No famoso Festival Internacional da Canção, de 1968, mostrou "Andança", seu primeiro sucesso, criado por de Edmundo Souto, Paulinho Tapajós e Danilo Caymmi.
Ficou em terceiro lugar na época e garantiu o lançamento do primeiro disco, que levava o nome da música, em 1969. Beth Carvalho era definitivamente do samba.
Depois de 1973, a carreira de Beth Carvalho deslanchou. Com um disco por ano, conseguiu emplacar outros sucessos como “1.800 Colinas”, “Saco de Feijão”, “Olho por Olho”, “Coisinha do Pai”, “Firme e Forte” e “Vou Festejar”. Ali, também se aproximou de composições do Cartola, ao lançar “As Rosas Não Falam”.
Com a fama que crescia, Beth também se aproximava do samba como estilo de vida. Vinda da zona sul carioca, de uma família de classe média, ela precisou mergulhar. Apaixonou-se pela escola de samba Estação Primeira de Mangueira, passou a frequentar bares e rodas de samba do subúrbio, onde o descompromisso estético criava um novo samba. Ali, fincou raíz.
Foi ali que encontrou o bloco Cacique de Ramos. Lançou o disco De Pé no Chão, importantíssimo para a sua carreira - há quem diga que foi o álbum mais importante dela -, em 1978.
Aproximou-se de nomes como Sombrinha, Arlindo Cruz, Almir Guineto, Luiz Carlos da Vila e Zeca Pagodinho. Foi Beth Carvalho quem lançou Zeca com a gravação do duo "Camarão que Dorme a Onda Leva", em 1983.
Assim, Beth Carvalho virou Madrinha do Samba.
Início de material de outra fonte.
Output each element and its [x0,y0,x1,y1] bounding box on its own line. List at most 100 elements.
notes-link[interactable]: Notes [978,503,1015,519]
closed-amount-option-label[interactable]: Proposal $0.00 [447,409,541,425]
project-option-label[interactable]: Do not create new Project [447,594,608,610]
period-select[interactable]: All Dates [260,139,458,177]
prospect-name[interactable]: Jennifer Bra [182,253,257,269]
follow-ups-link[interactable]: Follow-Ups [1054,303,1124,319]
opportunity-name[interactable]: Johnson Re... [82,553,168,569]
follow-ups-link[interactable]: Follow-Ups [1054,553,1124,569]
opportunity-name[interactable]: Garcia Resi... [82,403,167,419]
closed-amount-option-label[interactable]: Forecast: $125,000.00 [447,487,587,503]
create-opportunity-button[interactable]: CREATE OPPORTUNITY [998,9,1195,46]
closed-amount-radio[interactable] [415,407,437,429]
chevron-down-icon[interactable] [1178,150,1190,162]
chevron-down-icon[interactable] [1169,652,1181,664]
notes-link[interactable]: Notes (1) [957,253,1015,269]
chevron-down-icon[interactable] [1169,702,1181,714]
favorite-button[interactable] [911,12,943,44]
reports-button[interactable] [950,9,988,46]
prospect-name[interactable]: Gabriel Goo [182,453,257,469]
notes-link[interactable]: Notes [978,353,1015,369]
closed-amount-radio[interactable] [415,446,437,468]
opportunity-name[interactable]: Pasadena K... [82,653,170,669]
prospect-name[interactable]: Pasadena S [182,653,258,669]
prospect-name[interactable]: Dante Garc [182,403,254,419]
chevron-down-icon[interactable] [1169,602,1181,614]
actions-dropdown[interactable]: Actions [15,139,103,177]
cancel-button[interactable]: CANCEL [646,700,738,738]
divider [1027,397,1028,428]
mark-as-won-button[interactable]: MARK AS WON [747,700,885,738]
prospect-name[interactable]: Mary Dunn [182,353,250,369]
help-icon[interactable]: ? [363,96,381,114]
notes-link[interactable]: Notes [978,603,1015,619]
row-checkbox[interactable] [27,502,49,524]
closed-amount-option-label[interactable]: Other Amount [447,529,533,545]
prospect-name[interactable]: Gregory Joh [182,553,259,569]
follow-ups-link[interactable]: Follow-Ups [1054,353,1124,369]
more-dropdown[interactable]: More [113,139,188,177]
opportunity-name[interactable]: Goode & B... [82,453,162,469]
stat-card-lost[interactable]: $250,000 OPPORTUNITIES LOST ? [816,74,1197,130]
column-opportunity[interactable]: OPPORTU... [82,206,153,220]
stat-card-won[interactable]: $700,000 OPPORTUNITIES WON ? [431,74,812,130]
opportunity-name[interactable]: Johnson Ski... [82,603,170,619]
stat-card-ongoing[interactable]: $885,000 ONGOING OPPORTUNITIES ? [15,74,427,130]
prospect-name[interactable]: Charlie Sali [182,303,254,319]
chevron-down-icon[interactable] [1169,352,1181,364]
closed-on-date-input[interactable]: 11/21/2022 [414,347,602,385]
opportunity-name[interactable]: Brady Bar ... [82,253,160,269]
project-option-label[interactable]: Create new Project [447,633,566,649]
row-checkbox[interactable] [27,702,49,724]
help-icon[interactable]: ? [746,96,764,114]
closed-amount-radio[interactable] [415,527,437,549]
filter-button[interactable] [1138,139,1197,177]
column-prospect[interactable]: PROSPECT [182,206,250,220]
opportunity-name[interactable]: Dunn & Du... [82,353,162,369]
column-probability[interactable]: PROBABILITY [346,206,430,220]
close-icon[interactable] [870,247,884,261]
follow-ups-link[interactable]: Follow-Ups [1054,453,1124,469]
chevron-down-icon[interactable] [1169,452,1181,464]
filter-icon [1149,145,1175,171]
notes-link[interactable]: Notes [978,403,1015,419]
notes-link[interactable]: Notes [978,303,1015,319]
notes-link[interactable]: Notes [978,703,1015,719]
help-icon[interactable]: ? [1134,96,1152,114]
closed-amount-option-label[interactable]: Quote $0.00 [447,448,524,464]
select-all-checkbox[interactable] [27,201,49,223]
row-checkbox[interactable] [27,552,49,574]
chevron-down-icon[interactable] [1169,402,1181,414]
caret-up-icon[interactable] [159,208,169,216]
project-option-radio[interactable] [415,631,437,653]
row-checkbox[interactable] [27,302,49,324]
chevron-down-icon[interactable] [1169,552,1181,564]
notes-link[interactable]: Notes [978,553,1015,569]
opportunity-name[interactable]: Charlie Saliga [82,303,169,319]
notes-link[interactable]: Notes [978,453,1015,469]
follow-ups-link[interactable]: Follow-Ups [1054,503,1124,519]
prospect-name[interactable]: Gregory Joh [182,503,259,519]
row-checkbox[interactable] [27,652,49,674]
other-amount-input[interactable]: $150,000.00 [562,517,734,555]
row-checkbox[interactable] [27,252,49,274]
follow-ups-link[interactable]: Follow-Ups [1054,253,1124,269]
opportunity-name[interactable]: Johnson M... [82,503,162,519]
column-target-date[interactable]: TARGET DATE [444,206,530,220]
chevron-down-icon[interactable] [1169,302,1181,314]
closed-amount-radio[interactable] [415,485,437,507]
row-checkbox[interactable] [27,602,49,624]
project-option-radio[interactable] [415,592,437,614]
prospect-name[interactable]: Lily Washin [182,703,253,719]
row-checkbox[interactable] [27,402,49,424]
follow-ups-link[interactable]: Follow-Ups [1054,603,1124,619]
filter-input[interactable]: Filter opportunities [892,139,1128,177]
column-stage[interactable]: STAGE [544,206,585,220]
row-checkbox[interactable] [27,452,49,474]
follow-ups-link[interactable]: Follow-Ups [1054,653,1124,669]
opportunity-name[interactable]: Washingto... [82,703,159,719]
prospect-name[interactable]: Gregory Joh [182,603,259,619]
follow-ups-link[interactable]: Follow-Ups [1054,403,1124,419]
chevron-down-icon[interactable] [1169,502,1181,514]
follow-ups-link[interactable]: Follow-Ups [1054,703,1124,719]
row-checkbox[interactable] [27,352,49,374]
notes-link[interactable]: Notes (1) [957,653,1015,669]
Marisa Monte, em um post recente no Instagram, ao lamentar a morte de Beth Carvalho, traz outra questão que mostra a grandeza da sambista.
"Em meio a tantos bambas e num mundo tão masculino como o do samba, Beth Carvalho sempre abriu caminhos para as mulheres. E vai fazer muita falta. Chora cavaquinho", escreveu Marisa.
Beth Carvalho era uma força e se impôs, de fato, nesse ambiente tão masculino quanto o samba. Quando trocou a gravadora Odeon para Tapear, em 1971, ela passou a gravar sambas-enredo, algo também exclusivamente masculino até então.
Também trouxe uma nova estética ao gênero, ao trazer o banjo para a roda, com afinação de cavaquinho, e também popularizando o uso do repique de mão e do tan-tan.
Beth Carvalho não nasceu no samba, mas fez dele a sua casa.